Born in Aleppo, Syria, the son of a priest of the Armenian Church, his parents settled in Manchester in 1952 and he studied to become an architect.
As well practicing as an architect after graduation, Arto and his brother opened the first genuine Armenian restaurant in Manchester in 1969.
They went on to open more restaurants, many designed by Arto, including one in London that was a magnet for all the stars of the day.
Arto found the time between all his other activities to write twelve books all about Middle Eastern food, each filled with historical facts, proverbs, folk wisdoms, poems and anecdotes.
This particular book was originally published in hardback in 1983. This is the first paperback edition of these recipes from the Caucasus, Turkey, the Arab countries, Israel, Iran and more
Were Arto still around he might have decided that some bits of his introduction were no longer needed – we are all a lot more familiar with’exotic’ ingredients now than we were back then. And we can find them easier.
Nonetheless his introduction and glossary of herbs and spices still stands as a model of how to write a proper cookery book; engaging erudition, a love of the subject and a passion for sharing it.
Middle Eastern food is perfect for vegetarians, meat has always been a luxury in the Middle Eas through the ages, a special treat and so vegetables are treated with near reverence.
Most vegetarians will find the meze or small plate choices in a Middle Eastern or North African restaurant a cornucopia of delights and this book is the same.
Grains, pulses, herbs, nuts and fruits also play their part in the cooking and added to them always is exotic and delicate spicing.
Here you’ll find definitive recipes for falafel, tabbouleh and hummus, fantastic soups, stuffed vegetables, pilafs, preserves, breads, pickles, relishes and pastries. Every page is a winner.
Try Kookoo Sibzamini, a potato omelette dish from Iran, or avarov-Shomini Boreks which are small patties stuffed with spinach and bulgur wheat.
Many dishes can stand alone, but mostly they would be served in a profusion of choice, particularly on special occasions.

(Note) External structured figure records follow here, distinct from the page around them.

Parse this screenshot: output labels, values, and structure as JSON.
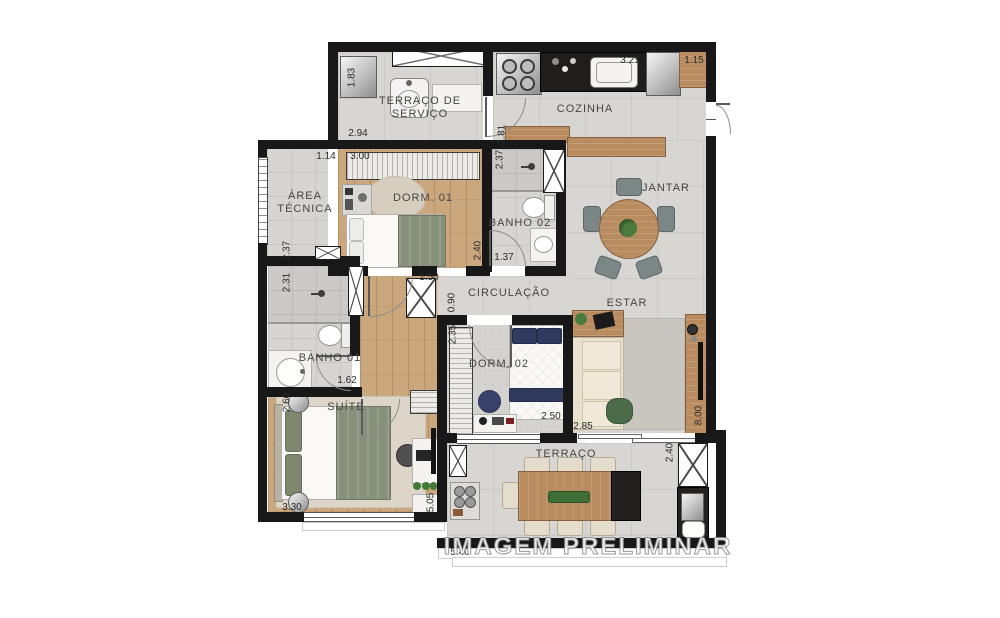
{
  "watermark": "IMAGEM PRELIMINAR",
  "palette": {
    "wall": "#181818",
    "floor_tile": "#d8d6d2",
    "floor_wood": "#cba77d",
    "furniture_wood": "#b98c60",
    "counter_dark": "#201e1c",
    "bedding_sage": "#87907a",
    "bedding_navy": "#2f3a5e",
    "sofa_cream": "#e9e1ce",
    "chair_gray": "#7b8686",
    "plant_green": "#4a7c3f"
  },
  "rooms": {
    "terraco_servico": {
      "label": "TERRAÇO DE SERVIÇO"
    },
    "cozinha": {
      "label": "COZINHA"
    },
    "jantar": {
      "label": "JANTAR"
    },
    "area_tecnica": {
      "label": "ÁREA TÉCNICA"
    },
    "dorm01": {
      "label": "DORM. 01"
    },
    "banho02": {
      "label": "BANHO 02"
    },
    "circulacao": {
      "label": "CIRCULAÇÃO"
    },
    "estar": {
      "label": "ESTAR"
    },
    "banho01": {
      "label": "BANHO 01"
    },
    "dorm02": {
      "label": "DORM. 02"
    },
    "suite": {
      "label": "SUÍTE"
    },
    "terraco": {
      "label": "TERRAÇO"
    }
  },
  "dims": {
    "ts_height": "1.83",
    "ts_width": "2.94",
    "cozinha_width_1": "3.21",
    "cozinha_width_2": "1.15",
    "cozinha_height": "1.81",
    "area_tecnica_width": "1.14",
    "area_tecnica_height": "2.37",
    "dorm01_width": "3.00",
    "dorm01_height": "2.40",
    "banho02_height": "2.37",
    "banho02_width": "1.37",
    "circ_width": "1.50",
    "circ_height": "0.90",
    "banho01_height": "2.31",
    "banho01_width": "1.62",
    "dorm02_height": "2.35",
    "dorm02_width": "2.50",
    "estar_width": "2.85",
    "estar_height": "8.00",
    "suite_height": "2.60",
    "suite_width": "3.30",
    "suite_side": "5.05",
    "terraco_height": "2.40",
    "terraco_width": "5.40"
  }
}
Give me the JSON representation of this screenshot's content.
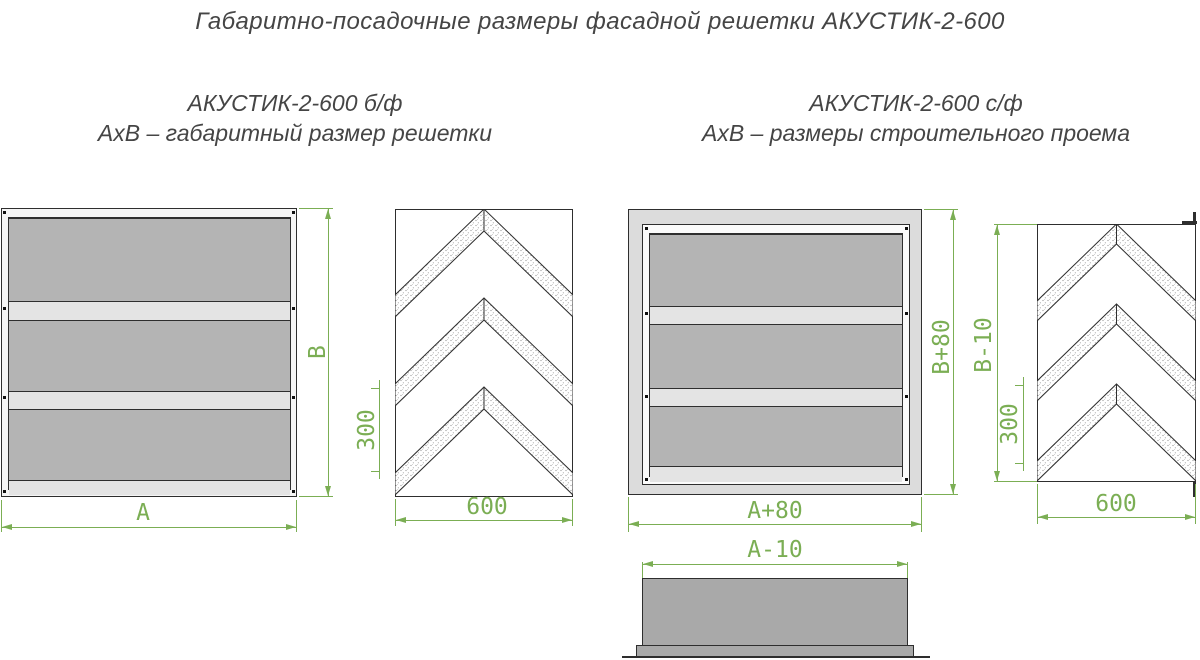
{
  "title": "Габаритно-посадочные размеры фасадной решетки АКУСТИК-2-600",
  "sections": {
    "left": {
      "heading": "АКУСТИК-2-600 б/ф",
      "subheading": "АхВ – габаритный размер решетки"
    },
    "right": {
      "heading": "АКУСТИК-2-600 с/ф",
      "subheading": "АхВ – размеры строительного проема"
    }
  },
  "dims": {
    "left_front": {
      "width": "А",
      "height": "В"
    },
    "left_side": {
      "width": "600",
      "pitch": "300"
    },
    "right_front": {
      "width": "А+80",
      "height": "В+80"
    },
    "right_side": {
      "width": "600",
      "pitch": "300",
      "opening_height": "В-10"
    },
    "bottom_view": {
      "width": "А-10"
    }
  },
  "colors": {
    "dimension": "#7bae54",
    "ink": "#2e2e2e",
    "text": "#454545",
    "panelDark": "#b4b4b4",
    "panelLight": "#e4e4e4",
    "flange": "#dcdcdc",
    "frameFill": "#f5f5f5",
    "bodyFill": "#a9a9a9"
  }
}
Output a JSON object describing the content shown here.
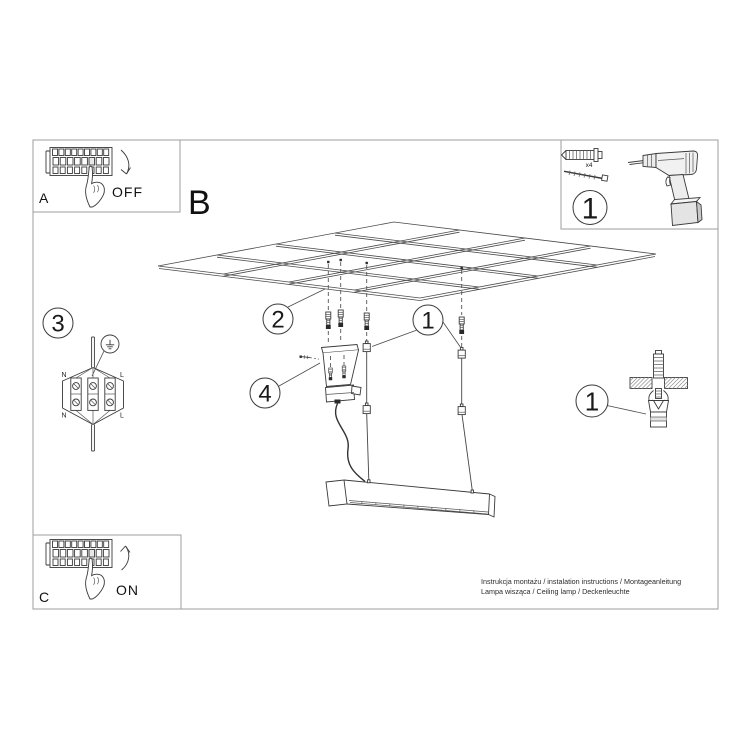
{
  "steps": {
    "a": {
      "label": "A",
      "state": "OFF"
    },
    "b": {
      "label": "B"
    },
    "c": {
      "label": "C",
      "state": "ON"
    }
  },
  "callouts": {
    "tools": "1",
    "ceiling": "2",
    "wiring": "3",
    "canopy": "4",
    "suspension": "1",
    "anchor": "1"
  },
  "tools": {
    "plug_qty": "x4"
  },
  "wiring": {
    "top_left": "N",
    "top_right": "L",
    "bottom_left": "N",
    "bottom_right": "L"
  },
  "footer": {
    "line1": "Instrukcja montażu / instalation instructions / Montageanleitung",
    "line2": "Lampa wisząca / Ceiling lamp / Deckenleuchte"
  },
  "colors": {
    "line": "#3a3a3a",
    "frame": "#9e9e9e",
    "background": "#ffffff"
  }
}
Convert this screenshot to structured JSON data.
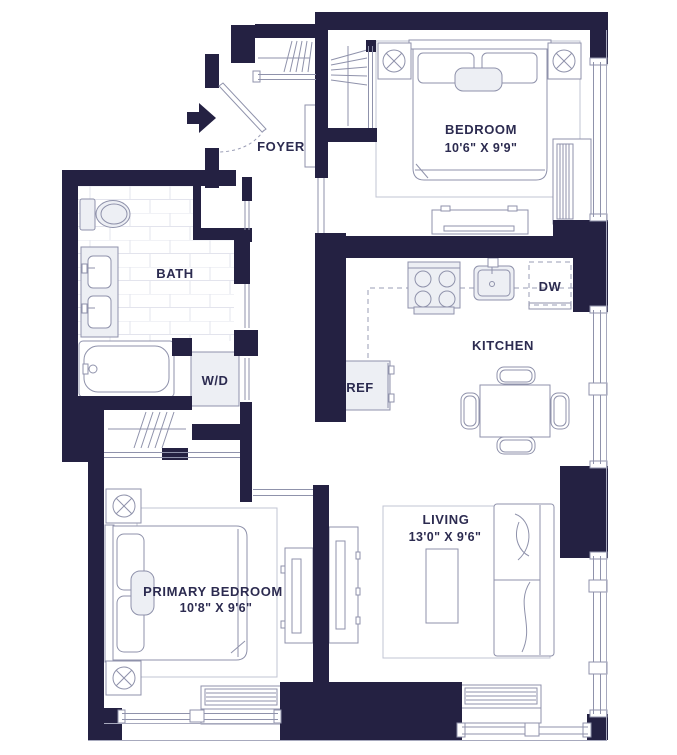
{
  "plan": {
    "rooms": {
      "foyer": {
        "name": "FOYER"
      },
      "bedroom": {
        "name": "BEDROOM",
        "dims": "10'6\" X 9'9\""
      },
      "bath": {
        "name": "BATH"
      },
      "kitchen": {
        "name": "KITCHEN"
      },
      "living": {
        "name": "LIVING",
        "dims": "13'0\" X 9'6\""
      },
      "primary_bedroom": {
        "name": "PRIMARY BEDROOM",
        "dims": "10'8\" X 9'6\""
      }
    },
    "appliances": {
      "washer_dryer": "W/D",
      "dishwasher": "DW",
      "refrigerator": "REF"
    },
    "colors": {
      "wall": "#242142",
      "furniture_line": "#8f92ab",
      "rug_line": "#c2c4d3",
      "tile_line": "#e3e4ed",
      "text": "#2c2b50",
      "appliance_fill": "#edeff4"
    }
  }
}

There are no pictures. None. This may not go down well with the Instagram generation, but should present no problem for the true foodie. It also leaves more room for Arto’s words, about culture, ingredients and food stories which are as delicious as any of the dishes.
This paperback repairint is welcome – hardback copies of all Arto’s books are increasingly hard to find; those who have them understandably hang onto them.
You certainly don’t have to be a vegetarian to want to cook these dishes, but their variety and taste will certainly have you wondering whether you really need to eat meat at all and that can never be a bad thing.